“Rendiamo grazie al Covid”

di LUIGI CERCIELLO

Si susseguono in questi giorni gli appelli al centrodestra salernitano perché la smettano di fare i bambini egoisti e inizino una buona volta a fare gli adulti (politicamente parlando).

Ai partiti di centrodestra non par vero: il rinvio delle elezioni a data da destinarsi per colpa del covid gli ha reso un gran favore, ma perché? Perché il covid nasconde la loro totale incapacità, la loro decennale ignavia. Eppure mai come ora l’amministrazione in carica è debole, spaccata all’interno da figure che pur stando “al comando”, sono stufe dell’immobilismo dinastico che regna nel Palazzo di Città (di certo non per l’atrofia economica e culturale in qui versa la città).

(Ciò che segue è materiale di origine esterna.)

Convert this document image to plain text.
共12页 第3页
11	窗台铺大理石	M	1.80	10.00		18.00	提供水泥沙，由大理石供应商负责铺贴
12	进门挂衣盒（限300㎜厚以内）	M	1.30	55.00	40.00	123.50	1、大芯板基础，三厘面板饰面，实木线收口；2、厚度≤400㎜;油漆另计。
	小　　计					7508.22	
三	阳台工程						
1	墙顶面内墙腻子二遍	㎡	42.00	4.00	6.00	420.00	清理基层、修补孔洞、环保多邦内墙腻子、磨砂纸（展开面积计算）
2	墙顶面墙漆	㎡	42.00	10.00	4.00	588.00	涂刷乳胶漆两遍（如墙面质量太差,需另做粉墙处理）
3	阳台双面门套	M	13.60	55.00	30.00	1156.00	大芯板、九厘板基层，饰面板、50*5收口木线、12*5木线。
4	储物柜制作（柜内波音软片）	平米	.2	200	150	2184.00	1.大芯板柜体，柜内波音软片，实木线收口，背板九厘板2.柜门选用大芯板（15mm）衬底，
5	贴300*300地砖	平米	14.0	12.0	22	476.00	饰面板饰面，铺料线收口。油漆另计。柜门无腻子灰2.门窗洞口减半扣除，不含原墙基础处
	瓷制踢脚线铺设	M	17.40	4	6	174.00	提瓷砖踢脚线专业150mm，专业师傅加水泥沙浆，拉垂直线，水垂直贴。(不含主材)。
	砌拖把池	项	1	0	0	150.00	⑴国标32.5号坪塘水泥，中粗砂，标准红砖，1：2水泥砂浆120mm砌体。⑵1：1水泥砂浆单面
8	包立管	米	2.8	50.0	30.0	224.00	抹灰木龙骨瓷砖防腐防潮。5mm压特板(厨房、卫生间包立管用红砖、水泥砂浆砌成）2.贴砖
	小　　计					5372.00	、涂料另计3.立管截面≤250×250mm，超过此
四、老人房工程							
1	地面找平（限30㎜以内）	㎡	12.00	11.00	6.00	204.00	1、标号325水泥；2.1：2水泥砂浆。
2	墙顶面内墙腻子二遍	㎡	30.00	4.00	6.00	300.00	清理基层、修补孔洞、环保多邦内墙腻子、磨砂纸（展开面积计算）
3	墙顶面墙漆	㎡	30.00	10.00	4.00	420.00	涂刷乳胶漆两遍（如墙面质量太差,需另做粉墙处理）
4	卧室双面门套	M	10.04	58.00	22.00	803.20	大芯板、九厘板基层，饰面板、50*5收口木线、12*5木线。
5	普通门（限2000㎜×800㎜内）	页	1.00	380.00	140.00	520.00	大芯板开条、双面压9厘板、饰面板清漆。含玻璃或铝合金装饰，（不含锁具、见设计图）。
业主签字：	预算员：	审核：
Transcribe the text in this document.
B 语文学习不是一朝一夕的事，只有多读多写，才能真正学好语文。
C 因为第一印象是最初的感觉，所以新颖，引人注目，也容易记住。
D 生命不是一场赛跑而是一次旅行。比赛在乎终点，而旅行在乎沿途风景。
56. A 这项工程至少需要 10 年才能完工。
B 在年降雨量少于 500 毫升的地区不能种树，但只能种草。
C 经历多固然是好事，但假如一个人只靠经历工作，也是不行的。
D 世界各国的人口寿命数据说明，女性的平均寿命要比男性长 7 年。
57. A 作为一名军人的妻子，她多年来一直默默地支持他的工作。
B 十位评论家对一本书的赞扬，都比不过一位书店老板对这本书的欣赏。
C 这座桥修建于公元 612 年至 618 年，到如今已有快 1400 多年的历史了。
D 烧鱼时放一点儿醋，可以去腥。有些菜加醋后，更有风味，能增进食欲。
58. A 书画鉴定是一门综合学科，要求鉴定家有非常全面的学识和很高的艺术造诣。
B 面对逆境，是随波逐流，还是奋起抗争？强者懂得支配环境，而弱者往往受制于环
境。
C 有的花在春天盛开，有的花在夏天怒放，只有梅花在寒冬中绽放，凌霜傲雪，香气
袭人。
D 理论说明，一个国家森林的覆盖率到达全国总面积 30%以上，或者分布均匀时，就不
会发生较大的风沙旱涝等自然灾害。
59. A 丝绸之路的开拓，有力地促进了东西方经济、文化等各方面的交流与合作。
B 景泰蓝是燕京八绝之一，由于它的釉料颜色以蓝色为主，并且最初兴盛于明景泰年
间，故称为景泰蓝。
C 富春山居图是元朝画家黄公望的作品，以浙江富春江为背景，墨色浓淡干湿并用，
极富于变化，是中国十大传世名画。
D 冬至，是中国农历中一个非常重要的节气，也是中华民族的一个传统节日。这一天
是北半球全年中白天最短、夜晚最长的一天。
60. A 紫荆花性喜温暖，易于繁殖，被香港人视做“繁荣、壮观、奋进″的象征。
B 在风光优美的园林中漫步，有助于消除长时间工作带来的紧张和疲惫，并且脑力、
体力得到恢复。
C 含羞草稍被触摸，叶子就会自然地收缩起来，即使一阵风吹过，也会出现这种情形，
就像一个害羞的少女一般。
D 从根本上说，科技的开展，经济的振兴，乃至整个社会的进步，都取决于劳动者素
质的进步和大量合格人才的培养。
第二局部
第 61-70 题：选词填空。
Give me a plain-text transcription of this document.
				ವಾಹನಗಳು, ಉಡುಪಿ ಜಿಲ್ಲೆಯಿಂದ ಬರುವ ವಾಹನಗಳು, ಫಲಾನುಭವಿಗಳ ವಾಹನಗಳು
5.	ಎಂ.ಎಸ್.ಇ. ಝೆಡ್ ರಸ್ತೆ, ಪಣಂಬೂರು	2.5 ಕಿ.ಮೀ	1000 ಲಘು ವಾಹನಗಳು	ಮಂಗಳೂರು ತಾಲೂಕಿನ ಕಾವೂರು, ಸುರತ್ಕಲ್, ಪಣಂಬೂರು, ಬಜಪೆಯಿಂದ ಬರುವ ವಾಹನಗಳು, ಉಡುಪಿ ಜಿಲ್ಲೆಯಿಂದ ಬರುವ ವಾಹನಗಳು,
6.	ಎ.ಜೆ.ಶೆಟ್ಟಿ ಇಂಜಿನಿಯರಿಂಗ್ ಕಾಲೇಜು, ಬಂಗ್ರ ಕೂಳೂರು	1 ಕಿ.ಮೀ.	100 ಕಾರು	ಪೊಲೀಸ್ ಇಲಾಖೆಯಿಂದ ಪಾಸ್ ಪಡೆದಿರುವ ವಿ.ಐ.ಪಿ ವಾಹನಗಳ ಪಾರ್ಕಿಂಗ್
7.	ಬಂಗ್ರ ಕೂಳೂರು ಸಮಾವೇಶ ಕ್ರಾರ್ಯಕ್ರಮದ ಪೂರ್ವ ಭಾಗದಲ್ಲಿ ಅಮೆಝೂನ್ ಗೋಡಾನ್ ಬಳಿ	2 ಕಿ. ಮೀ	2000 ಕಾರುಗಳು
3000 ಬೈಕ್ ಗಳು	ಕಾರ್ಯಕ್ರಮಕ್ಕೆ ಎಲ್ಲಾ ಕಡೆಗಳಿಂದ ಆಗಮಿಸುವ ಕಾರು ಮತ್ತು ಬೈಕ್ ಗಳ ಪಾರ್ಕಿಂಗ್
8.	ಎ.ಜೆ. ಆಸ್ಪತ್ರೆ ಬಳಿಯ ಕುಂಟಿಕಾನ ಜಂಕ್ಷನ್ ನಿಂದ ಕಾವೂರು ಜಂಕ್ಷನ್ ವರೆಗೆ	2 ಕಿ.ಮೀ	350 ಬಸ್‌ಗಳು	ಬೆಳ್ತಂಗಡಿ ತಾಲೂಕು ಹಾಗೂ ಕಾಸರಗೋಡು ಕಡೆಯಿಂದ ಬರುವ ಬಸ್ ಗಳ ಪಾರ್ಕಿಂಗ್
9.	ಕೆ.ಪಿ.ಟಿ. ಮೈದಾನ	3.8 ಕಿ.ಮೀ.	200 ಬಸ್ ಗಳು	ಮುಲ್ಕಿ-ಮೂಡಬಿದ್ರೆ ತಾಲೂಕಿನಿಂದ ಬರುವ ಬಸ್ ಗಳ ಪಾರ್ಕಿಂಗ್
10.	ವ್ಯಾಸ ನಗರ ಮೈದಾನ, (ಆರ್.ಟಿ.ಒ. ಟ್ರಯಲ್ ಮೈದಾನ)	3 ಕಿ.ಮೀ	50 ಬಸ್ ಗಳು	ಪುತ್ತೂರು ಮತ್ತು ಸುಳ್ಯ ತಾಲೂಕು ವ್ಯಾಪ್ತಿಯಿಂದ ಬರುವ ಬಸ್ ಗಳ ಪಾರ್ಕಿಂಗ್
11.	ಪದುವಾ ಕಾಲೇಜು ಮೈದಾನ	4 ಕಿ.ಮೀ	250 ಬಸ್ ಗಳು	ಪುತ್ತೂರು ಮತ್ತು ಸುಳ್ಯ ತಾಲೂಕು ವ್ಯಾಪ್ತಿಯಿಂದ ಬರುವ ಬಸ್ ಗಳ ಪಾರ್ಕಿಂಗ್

Il centrodestra salernitano da decenni vive una sorta di sonno, incapace di esprimere uomini e programmi così come di cogliere le occasioni che gli stessi avversari politici porgono per ribaltare la sorte di una città sprofondata nelle mani di una sinistra, affarista e senza scrupoli che governa non con il consenso democratico ma con il clientelismo, sfruttando la disperazione di una città che da decenni non trova uno sbocco alla sua crescita economica e culturale se non nelle vacue parole sognatrici di una città europea mai realizzata. Una città, Salerno, che viene tenuta in una sorta di limbo infinito; le si prospetta un sogno ma non si fa mai niente per realizzarlo concretamente ed in questo buona parte della colpa è anche di un’opposizione prona.  Diciamoci la verità: il centrodestra a Salerno, quello che dovrebbe fare una opposizione seria e costruttiva, non esiste! Coloro che si arrogano la rappresentanza della destra sono uno sparuto manipolo di uomini che cercano di costruire delle fantomatiche microscopiche correnti interne con l’unico scopo di poter determinare nel momento delle elezioni nazionali il nome (sempre gli stessi) di chi verrà candidato nello stramaledetto listino bloccato, tomba della democrazia rappresentativa. La verità è che non hanno alcuna voglia di amministrare la città né gli importa. Un centro destra, quindi, sempre impegnato a trovar alibi per non crescere e prendersi le sue responsabilità: “Onori ma niente Oneri”, Certo questa volta la scusa è delle migliori: c’è la pandemia, c’è il covid, un tripudio di colori e lockdown.

Purtroppo dobbiamo constatare che anche la comparsa di nuovi soggetti politici o meglio partiti e/o movimenti nel centrodestra salernitano non hanno sortito alcun cambiamento e giunge quindi spontanea la domanda: perché? Sarà forse perché i rappresentanti locali non sono tanto dissimili come forma mentale agli altri? Sarà forse anche perché i partiti centralistici e verticistici poco s‘interessano delle problematiche locali così come scegliere i loro rappresentanti locali per meriti e capacità e non già per imbelle cortigianeria? Il loro disinteresse è palese ed allora si passassero almeno la mano sulla coscienza e cedessero il passo ai candidati civici, tra tanti ce ne sarà uno che ha veramente voglia di lavorare per questa città?! Si giunge quindi così alla conclusione che non sono i partiti che fanno la differenza ma gli uomini e che certe idee e ideologie camminano sulle gambe degli uomini altrimenti rimangono parole sparse al vento, sogni da vendere al popolo mentre una città langue correndo inesorabilmente verso il suo magro destino.